Die Operation verläuft komplikationslos, die weitere Behandlung jedoch nicht: Es treten ein hyperaktives Delir und eine Aspirationspneumonie auf. Im Verlauf stabilisiert sich die Situation jedoch und die neurologischen Beschwerden gehen schrittweise zurück. Die Dysarthrie bessert sich, ist aber noch leichtgradig vorhanden. Auch besteht weiterhin eine Schluckstörung. Herr S. wird schrittweise mobilisiert und ist schließlich mit Hilfe auf Zimmerebene mobil.
Als Ursache des Kleinhirninfarkts wird das bereits vor Aufnahme bekannte Vorhofflimmern identifiziert. Eine andere Schlaganfallursache wird in den zusätzlichen Untersuchungen (Duplex-Sonographie der hirnversorgenden Arterien, Echokardiographie) nicht gefunden. Um weitere Schlaganfälle in Zukunft zu verhindern, wird deshalb eine Antikoagulation begonnen.
Take-Home Messages:
Bei einer akut aufgetretenen Gang- oder Standunfähigkeit ist ein Schlaganfall eine wahrscheinliche Ursache.
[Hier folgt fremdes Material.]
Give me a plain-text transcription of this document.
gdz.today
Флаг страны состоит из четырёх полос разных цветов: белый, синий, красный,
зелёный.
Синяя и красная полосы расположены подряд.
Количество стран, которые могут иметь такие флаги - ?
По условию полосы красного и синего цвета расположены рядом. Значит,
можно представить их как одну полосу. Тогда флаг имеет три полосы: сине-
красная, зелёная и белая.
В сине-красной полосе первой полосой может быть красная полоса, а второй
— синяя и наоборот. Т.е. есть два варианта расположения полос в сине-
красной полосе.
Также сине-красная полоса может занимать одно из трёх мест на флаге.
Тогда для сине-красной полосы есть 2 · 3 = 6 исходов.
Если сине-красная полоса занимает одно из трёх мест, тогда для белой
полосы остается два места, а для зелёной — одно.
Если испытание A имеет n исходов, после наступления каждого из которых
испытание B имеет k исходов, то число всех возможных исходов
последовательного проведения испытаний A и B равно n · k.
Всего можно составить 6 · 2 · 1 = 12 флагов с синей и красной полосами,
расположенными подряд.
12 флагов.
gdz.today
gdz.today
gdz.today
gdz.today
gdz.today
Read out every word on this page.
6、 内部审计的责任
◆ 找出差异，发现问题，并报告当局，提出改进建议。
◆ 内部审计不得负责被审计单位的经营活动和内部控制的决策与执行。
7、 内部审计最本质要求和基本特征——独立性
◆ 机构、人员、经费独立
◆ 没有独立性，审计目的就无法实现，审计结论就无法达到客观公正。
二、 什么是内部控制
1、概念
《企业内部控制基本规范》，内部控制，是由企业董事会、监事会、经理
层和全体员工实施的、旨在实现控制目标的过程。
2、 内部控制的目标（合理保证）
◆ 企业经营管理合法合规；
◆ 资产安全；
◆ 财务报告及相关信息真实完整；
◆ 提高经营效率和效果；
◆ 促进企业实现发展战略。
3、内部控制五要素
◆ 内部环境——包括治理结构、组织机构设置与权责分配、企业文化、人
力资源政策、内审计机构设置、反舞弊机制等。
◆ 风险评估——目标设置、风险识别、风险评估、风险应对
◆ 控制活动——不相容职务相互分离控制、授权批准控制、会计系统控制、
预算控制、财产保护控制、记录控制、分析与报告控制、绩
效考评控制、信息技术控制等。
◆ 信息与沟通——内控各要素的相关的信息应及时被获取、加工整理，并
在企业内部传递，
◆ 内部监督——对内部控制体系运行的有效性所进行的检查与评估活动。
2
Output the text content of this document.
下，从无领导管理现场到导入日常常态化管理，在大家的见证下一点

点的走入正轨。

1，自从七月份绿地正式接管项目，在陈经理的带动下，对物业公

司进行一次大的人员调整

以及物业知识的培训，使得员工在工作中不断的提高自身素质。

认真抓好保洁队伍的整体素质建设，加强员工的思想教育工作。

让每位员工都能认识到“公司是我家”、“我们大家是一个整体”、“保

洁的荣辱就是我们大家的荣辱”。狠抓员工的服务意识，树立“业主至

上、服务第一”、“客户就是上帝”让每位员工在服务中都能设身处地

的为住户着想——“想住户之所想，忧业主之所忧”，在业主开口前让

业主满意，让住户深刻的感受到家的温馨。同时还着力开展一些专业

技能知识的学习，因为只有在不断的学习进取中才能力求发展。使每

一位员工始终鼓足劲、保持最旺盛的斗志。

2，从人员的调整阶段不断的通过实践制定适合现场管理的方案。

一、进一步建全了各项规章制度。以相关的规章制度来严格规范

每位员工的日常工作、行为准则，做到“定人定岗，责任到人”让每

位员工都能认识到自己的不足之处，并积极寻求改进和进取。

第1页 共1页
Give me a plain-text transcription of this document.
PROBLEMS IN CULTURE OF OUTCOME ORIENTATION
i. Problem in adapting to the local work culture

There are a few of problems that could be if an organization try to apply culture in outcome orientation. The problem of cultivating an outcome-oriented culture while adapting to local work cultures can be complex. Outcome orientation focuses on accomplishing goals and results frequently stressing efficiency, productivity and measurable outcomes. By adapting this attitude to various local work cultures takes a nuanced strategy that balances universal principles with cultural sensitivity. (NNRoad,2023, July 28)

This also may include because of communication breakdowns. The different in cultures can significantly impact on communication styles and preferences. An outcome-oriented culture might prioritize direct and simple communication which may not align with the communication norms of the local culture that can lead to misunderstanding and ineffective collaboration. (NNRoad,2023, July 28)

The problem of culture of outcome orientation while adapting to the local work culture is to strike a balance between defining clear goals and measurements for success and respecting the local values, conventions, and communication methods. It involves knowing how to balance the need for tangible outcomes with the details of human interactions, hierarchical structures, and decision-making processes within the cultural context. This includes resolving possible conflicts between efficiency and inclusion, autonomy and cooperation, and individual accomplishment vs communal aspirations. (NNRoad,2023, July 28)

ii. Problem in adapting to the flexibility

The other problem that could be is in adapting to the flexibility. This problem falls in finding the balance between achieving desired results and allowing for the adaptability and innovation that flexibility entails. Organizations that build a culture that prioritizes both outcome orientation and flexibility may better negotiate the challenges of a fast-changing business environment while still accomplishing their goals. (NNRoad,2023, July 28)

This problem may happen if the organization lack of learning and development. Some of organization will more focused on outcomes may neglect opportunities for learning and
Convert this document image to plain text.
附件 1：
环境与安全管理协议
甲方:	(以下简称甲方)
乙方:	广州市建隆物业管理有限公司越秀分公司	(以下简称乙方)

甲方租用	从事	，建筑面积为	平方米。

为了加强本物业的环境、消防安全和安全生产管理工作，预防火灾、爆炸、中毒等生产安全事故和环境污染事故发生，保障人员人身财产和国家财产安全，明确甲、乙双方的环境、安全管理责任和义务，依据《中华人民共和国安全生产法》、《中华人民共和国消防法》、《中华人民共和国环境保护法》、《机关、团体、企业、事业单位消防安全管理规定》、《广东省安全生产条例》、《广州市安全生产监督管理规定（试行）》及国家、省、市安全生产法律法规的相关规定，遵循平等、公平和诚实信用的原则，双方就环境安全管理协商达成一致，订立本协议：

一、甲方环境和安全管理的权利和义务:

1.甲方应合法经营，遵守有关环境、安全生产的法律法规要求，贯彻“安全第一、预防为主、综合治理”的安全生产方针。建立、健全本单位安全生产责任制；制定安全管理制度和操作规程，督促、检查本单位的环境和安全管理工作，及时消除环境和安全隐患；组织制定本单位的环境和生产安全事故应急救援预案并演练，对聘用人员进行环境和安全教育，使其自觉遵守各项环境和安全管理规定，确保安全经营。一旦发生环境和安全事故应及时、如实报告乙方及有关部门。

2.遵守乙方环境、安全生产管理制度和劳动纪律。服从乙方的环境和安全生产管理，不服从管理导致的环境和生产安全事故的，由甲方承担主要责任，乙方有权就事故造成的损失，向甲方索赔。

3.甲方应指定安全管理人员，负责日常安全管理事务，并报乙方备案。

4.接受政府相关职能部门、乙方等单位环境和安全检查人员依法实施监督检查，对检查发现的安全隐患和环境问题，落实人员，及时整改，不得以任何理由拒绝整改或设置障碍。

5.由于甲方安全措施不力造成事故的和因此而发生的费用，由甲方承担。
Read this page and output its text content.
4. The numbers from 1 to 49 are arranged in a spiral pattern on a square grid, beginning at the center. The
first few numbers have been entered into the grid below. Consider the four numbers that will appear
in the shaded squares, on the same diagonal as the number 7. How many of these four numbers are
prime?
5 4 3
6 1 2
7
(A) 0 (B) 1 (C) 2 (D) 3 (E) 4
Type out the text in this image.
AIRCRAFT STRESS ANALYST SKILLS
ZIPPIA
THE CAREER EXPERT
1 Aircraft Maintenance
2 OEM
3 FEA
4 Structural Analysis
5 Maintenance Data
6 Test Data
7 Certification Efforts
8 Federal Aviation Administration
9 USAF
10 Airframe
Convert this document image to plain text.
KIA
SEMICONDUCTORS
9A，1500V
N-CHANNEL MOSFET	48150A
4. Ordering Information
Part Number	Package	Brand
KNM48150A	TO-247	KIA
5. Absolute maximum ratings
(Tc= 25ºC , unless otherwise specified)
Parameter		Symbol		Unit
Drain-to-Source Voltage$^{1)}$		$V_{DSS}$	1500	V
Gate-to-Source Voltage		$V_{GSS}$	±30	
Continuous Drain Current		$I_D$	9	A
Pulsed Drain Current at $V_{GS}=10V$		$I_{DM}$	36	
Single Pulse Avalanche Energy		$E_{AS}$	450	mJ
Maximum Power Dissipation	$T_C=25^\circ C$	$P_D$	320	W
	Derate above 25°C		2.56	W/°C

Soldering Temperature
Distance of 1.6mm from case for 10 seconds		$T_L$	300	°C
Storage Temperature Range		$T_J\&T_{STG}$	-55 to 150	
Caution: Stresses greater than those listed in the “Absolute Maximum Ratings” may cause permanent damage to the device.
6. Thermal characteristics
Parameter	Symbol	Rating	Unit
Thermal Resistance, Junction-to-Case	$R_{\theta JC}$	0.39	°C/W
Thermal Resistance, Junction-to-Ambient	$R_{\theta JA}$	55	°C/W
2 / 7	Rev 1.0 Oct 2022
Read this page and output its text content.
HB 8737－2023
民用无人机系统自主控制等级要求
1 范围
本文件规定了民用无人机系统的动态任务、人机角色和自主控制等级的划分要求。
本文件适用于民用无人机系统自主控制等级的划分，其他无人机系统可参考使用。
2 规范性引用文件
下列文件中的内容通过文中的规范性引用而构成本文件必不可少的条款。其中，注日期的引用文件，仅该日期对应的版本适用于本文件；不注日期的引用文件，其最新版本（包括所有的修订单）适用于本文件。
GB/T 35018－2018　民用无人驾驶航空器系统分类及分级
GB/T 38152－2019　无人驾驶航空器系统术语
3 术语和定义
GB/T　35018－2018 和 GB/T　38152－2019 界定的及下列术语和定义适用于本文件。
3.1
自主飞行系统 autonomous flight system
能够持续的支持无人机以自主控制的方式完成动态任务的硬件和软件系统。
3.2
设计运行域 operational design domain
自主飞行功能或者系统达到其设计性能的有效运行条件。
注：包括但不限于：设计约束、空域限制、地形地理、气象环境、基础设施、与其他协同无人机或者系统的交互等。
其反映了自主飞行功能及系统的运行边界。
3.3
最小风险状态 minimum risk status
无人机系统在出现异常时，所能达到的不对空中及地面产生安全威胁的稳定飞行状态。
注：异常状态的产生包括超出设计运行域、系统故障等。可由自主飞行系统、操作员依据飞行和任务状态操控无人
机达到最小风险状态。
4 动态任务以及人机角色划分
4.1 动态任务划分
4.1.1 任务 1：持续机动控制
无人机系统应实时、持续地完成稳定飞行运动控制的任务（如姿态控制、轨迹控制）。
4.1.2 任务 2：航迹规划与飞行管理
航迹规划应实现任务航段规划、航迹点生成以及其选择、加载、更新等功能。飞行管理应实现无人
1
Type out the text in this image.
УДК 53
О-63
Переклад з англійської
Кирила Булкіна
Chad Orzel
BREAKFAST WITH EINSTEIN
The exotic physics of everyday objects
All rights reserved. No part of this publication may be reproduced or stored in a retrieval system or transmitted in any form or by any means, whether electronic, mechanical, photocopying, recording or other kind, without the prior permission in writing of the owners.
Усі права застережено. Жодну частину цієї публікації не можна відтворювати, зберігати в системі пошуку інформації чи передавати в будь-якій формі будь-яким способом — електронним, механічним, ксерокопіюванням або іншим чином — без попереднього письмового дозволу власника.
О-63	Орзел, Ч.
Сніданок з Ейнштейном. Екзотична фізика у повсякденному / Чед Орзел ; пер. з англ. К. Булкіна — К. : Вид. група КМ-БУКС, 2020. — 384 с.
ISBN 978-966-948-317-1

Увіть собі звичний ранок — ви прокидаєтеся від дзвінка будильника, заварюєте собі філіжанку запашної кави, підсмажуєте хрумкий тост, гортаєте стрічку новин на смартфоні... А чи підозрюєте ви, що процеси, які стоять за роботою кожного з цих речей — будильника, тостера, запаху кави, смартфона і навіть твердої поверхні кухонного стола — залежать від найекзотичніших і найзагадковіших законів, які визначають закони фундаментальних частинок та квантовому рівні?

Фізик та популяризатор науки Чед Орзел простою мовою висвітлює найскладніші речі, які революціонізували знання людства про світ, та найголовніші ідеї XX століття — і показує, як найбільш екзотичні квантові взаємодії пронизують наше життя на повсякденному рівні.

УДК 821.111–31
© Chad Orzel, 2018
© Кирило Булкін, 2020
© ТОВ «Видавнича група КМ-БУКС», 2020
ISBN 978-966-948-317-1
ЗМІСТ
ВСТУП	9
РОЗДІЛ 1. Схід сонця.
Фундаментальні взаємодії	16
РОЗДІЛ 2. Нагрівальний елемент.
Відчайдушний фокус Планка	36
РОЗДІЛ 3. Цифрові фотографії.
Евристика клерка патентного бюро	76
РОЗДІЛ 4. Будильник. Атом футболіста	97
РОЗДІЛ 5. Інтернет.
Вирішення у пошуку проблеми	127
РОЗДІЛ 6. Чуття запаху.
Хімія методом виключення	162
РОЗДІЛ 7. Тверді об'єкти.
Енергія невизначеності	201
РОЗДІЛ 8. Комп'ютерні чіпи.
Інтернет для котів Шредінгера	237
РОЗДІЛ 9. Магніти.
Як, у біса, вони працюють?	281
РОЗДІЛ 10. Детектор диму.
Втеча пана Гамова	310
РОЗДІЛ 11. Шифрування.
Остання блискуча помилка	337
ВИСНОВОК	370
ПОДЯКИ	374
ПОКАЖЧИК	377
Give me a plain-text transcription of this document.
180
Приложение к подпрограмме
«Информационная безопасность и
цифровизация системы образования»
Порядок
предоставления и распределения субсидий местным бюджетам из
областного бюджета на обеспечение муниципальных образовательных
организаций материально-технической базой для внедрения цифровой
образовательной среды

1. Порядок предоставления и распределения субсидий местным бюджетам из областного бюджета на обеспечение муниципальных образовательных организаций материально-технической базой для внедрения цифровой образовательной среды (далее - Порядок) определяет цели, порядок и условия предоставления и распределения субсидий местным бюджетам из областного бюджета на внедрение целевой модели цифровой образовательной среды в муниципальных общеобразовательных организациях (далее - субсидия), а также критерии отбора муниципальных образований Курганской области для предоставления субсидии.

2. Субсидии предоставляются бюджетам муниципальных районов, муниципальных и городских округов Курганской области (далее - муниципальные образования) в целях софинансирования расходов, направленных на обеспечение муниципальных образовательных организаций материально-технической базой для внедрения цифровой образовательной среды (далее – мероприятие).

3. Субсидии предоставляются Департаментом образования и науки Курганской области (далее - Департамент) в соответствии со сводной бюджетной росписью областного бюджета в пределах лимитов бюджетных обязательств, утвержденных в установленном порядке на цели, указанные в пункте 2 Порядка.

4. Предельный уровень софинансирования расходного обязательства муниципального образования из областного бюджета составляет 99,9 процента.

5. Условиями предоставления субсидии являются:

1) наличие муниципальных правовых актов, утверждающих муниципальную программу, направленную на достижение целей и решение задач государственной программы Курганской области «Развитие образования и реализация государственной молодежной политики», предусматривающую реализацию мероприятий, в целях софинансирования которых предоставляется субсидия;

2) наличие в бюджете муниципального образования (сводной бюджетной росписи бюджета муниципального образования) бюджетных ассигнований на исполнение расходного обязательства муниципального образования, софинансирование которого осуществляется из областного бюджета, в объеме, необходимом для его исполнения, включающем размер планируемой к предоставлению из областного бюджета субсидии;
Es sollte aktiv danach gesucht werden und die Beschwerden nicht auf eine möglicherweise zusätzlich bestehende internistische Erkrankung wie einen Infekt oder eine Exsikkose geschoben werden.
Bei einem großen Kleinhirninfarkt besteht in den ersten Tagen die Gefahr einer zunehmenden Schwellung mit Kompression von Hirnstamm und viertem Ventrikel. Die Patienten müssen engmaschig überwacht und in einer Klinik mit Neurochirurgie behandelt werden.
Nach einem Schlaganfall treten häufig Komplikationen auf, die Behandlung erfolgt deshalb auf einer Schlaganfallstation mit spezialisierten Strukturen und Personal, das sich mit den typischen Komplikationen gut auskennt. Die Prognose für die Patienten wird durch die Behandlung auf der Schlaganfallstation verbessert.